My apologies for have written so little about Kenneth Patchen until now. I just didn’t know that much about him, nor are there many sources around in the most common beat books. However, a biography about Patchen came out in March 2000, and is written by Larry Smith of Bottom Dog Press.

A description and some kudos:

An Authorized Biography by Larry Smith; Bottom Dog Press, with A Consortium of Small Presses. Kenneth Patchen (1911-1972) emerges as a rebel poet who created stunning work for five decades. As poet, novelist, artist, performer, he becomes a model of an engaged artist. His and wife Miriam’s life becomes one of the great love stories in American literature… It has taken more than 25 years for this poet’s life to finally see the light of day in this rich, thorough, compelling biography…Hallelujah anyway!

-Norbert Blei

He represents all that a poet should, whether expressing himself in verse, in prose, in paint, or in action. -Henry Miller. Kenneth Patchen was a poet; he was that all the time. He is that still. That is what is meant by Poet. The poetry never stops working if it is real.

-Miriam Patchen

At age 11, Kenneth Patchen was keeping a diary and reading some heavy stuff by Homer, Donner, and Shakespeare. After attending an experimental college, he went to the University of Wisconsin. Most his life, he had a spinal ailment, but as much as he suffered through that, he wrote poetry and prose, publishing 21 books of poems between 1936 and 1972, and 5 prose books during the 1940s (including Journal of Albion Moonlight). His “lost plays” were also published in 1977. Besides writing, Patchen worked with jazz great Charles Mingus, doing improvisational poetry behind Mingus’s playing.

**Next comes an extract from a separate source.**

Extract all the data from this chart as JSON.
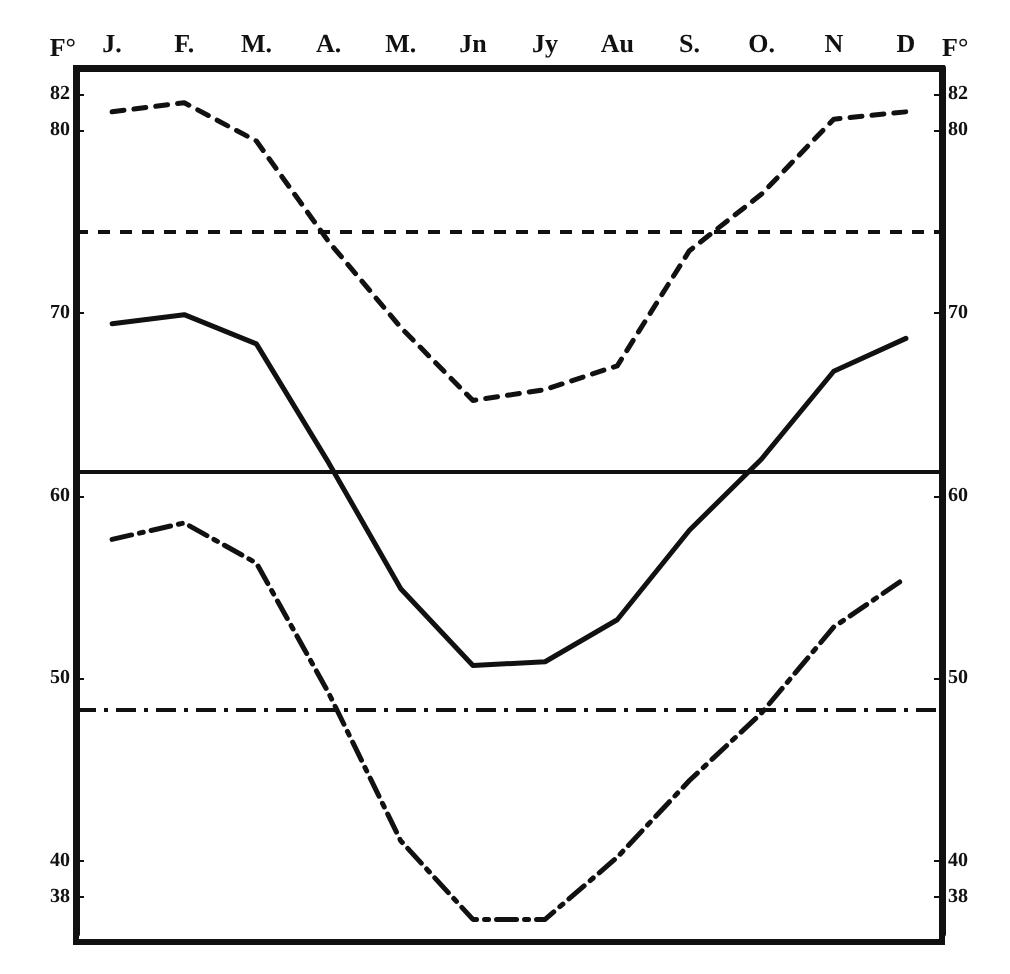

Patchen’s connections with other beats (example): In The Rolling Stone Book of the Beats, John Swenson says, “We went back to meet in North Beach at The Place or the Coffee Gallery or City Lights Books. The streets began to fill with tour buses of people watching the ‘beatniks’ playing bongo drums in front of the open-air cafes. About the same time, Poetry and Jazz opened in the basement jazz club the Cellar. David Meltzer worked at the scene deeply, writing new poems for every night’s performance. Ruth Weiss, an originator [sic] of the scene, made herself heard as a performing jazz poet. The stars of the new art form were Rexroth, Ferlinghetti and the visionary, musically sensitive Kenneth Patchen, who cut an album with Charles Mingus.”

Updated news (March 9, 2000): Miriam Patchen passed away yesterday.